The Hondurans will fly straight out after the first leg of the play-off in San Pedro Sula on November 10 (November 11 AEDT), stopping over in Los Angeles, before arriving in Sydney on Monday November 13.
After first running the proposal by the FFA, twice-capped Gomez will work to make sure things run smoothly off the field when Honduras arrive in Sydney.
On the field, the Spanish-speaking defender wants only one outcome, Australia to reach Russia 2018.
"I live here, this is my country and I want nothing more than for Australia to qualify," said Gomez, who played with distinction for four NSL clubs over a 15-year span.
"But I have relationship with Pinto ... I even provided videos for him of Korea and Japan before he took Costa Rica to the last eight of the 2014 World Cup in Brazil.
"I trust him, and at no point has he asked me, or will he, for information about Australian players.

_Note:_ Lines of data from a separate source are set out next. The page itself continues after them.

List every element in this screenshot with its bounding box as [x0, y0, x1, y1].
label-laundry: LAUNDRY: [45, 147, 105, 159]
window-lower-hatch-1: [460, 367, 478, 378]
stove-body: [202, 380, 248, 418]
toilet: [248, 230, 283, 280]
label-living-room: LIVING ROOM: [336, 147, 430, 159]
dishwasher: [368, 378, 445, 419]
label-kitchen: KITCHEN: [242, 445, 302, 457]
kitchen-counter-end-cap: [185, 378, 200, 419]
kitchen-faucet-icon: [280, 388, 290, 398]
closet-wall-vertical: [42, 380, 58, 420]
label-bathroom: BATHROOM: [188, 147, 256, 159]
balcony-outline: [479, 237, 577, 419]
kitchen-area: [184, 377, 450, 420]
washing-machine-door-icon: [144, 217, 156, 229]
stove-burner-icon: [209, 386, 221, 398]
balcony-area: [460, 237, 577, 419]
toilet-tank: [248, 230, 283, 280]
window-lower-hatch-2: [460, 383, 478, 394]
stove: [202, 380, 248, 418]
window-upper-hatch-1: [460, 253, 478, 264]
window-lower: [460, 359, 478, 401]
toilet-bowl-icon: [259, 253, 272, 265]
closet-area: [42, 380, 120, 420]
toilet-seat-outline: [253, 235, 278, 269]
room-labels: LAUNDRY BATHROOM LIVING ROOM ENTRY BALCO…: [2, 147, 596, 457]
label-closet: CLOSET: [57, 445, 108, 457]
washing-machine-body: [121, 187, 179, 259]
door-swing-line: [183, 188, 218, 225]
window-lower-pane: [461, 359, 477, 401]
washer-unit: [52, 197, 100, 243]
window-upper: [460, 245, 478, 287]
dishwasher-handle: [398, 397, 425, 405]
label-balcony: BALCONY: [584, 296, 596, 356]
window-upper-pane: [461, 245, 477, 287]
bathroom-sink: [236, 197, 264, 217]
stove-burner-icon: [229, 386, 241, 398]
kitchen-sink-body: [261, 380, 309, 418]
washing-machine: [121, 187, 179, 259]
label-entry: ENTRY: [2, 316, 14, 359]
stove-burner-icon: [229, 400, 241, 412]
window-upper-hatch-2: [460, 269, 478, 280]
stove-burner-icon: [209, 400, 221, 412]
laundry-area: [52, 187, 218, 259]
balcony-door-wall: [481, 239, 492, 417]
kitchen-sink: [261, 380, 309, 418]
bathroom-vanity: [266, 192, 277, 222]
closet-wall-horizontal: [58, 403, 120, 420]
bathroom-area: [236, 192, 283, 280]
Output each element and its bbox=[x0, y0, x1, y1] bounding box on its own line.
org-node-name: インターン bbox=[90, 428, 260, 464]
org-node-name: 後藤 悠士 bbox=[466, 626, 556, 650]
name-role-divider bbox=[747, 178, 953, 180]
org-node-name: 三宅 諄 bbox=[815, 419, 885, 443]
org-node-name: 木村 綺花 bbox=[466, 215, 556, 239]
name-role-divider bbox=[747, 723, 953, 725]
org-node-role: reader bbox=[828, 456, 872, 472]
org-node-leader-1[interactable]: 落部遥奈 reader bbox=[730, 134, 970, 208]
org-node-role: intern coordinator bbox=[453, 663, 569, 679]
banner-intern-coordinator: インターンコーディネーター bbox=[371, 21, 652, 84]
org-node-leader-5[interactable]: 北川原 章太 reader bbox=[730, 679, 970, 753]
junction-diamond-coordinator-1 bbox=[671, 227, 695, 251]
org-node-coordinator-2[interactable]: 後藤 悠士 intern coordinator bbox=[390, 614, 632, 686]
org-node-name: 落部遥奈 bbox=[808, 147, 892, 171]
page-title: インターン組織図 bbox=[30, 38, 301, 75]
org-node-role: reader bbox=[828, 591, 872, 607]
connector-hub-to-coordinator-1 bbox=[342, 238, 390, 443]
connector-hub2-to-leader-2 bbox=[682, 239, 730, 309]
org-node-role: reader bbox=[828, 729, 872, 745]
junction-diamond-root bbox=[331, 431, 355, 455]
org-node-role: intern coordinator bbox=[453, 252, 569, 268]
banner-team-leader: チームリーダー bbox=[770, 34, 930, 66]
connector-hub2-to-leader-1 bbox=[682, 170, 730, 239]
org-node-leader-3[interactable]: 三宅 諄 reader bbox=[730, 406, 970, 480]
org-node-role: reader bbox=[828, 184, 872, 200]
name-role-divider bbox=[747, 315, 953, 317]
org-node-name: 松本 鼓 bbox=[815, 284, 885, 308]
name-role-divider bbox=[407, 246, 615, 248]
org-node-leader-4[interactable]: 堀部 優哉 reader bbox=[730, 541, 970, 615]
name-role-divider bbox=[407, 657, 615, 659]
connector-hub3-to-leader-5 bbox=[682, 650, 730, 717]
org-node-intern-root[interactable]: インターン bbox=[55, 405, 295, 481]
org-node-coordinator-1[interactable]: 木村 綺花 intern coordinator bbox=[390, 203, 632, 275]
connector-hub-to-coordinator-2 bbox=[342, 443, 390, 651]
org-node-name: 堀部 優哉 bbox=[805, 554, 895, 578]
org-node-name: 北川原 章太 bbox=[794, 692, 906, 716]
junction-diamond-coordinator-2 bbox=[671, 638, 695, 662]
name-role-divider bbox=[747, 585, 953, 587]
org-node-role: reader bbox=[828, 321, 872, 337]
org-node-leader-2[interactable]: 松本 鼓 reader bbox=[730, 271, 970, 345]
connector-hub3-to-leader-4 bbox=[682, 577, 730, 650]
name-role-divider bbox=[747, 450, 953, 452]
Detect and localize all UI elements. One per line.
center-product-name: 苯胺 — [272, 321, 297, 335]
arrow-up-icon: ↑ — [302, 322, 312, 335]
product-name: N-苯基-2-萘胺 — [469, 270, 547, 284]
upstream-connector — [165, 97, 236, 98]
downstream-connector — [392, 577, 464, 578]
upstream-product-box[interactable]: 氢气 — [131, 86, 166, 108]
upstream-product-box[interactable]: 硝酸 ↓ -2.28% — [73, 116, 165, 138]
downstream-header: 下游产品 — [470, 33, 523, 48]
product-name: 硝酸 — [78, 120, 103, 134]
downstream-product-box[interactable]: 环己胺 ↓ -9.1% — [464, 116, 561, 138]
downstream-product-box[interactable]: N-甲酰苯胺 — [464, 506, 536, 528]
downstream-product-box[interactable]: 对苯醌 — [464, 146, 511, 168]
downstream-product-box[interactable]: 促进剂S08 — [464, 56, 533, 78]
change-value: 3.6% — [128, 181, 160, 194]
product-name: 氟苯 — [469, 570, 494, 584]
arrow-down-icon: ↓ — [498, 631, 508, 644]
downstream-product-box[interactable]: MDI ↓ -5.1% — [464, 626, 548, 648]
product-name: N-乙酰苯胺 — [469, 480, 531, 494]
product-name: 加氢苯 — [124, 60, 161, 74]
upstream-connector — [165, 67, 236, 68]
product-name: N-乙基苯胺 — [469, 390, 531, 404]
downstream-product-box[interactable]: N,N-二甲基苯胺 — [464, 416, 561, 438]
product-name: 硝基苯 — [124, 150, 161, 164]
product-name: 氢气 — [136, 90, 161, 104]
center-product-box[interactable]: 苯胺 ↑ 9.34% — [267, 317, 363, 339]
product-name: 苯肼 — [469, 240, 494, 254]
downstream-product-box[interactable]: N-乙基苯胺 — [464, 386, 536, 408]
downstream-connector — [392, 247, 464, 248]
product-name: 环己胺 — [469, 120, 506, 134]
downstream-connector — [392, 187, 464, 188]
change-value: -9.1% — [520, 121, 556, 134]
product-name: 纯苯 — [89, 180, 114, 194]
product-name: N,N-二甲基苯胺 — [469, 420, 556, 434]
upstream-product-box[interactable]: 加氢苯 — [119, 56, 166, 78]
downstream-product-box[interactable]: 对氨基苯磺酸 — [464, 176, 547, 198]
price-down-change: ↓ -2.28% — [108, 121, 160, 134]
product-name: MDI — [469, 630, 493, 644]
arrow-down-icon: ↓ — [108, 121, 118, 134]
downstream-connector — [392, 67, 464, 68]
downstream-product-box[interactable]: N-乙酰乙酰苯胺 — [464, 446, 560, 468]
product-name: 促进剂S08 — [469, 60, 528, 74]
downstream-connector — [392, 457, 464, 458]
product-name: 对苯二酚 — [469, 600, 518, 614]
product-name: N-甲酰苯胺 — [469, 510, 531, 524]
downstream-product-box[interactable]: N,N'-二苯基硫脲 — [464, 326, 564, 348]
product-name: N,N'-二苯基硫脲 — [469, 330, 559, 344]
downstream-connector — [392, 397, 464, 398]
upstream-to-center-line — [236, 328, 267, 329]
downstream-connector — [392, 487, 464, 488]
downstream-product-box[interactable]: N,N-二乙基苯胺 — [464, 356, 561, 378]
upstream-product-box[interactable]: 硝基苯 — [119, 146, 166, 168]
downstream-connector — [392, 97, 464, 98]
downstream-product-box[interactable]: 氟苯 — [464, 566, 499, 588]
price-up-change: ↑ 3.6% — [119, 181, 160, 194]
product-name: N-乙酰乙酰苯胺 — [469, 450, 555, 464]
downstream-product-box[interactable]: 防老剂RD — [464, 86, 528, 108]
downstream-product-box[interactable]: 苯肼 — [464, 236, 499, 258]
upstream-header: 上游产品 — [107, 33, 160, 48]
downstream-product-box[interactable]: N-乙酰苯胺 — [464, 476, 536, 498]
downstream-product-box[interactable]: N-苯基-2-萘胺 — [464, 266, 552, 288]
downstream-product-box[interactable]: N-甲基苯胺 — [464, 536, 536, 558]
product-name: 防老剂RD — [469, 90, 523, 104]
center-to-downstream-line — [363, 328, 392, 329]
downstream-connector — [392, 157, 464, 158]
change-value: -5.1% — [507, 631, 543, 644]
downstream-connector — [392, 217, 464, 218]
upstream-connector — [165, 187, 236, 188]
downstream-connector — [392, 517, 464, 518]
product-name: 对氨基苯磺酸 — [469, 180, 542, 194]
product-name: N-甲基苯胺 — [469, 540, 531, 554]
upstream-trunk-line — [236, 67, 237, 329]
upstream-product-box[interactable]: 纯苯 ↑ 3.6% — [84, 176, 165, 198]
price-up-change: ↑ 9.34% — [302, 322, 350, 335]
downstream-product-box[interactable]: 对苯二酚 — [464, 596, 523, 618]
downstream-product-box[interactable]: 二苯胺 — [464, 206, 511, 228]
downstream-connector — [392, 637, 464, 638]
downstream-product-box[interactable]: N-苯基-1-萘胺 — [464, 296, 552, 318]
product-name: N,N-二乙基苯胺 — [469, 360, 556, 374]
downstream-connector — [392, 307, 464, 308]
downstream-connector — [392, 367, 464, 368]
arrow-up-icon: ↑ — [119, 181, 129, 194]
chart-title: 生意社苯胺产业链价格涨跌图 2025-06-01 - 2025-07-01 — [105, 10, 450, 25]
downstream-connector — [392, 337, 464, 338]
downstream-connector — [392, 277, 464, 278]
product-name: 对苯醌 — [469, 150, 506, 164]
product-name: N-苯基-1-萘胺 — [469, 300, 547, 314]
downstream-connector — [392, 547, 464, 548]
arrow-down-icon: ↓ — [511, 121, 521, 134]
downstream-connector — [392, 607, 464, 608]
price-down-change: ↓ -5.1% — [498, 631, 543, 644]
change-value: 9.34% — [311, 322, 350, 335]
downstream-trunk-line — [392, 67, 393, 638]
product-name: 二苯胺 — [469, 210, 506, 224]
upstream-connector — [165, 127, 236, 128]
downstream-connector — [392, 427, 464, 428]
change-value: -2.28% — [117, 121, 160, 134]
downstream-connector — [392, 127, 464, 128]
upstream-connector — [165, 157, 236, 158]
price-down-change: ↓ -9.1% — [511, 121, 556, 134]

"I'm just helping them with things like selecting their training facilities here and their accommodation, things like that.
"Pinto called me personally, and I asked the FFA if it was ok and they had no objection.
"It's a case of the Hondurans looking after us while we are there and we'll do the same here.
"I'll just try to get them to the ground to play, what happens on the field is up to the players."
Gomez is an avid admirer of 64-year-old Colombian Pinto, whose acumen led Costa Rica out of a 'group of death' in Brazil, including England, Italy and Uruguay.
Pinto's minnows then overcame Greece before going out on penalties to the Netherlands in the quarter-finals.
Which leads Gomez to believe Australia are up against a master motivator.
"The thing about Pinto is his passion, and ability to make players believe," he said.
"His teams are always so disciplined and he knows the game inside out.
"He will have Honduras in the best shape mentally and physically and qualifying for them will mean everything to the players and the country."
Gomez, who helped the Matildas prepare for the Brazil Olympic Games by scouting opponents in China, believes the outcome over two legs is on a knife-edge.
"These two games are the talk of Central America," he said.
"I wouldn't say the Hondurans are expecting to qualify but they will do everything in their power to beat Australia.
"And they have a coach who knows how to get big results.
"He's done and tremendous job so far. They beat Mexico at home, and they topped the CONCACAF group.
"Finishing fourth was no disgrace and after what he achieved with Costa Rica, anything is possible.
"He's a coach who doesn't hide his emotions and has blood boiling in his veins.
"For me, this tie is really too close to call.
"I just hope Australia win through. I think it's going to be a classic two games between two different football cultures.
"Australia need to be ready for anything and everything."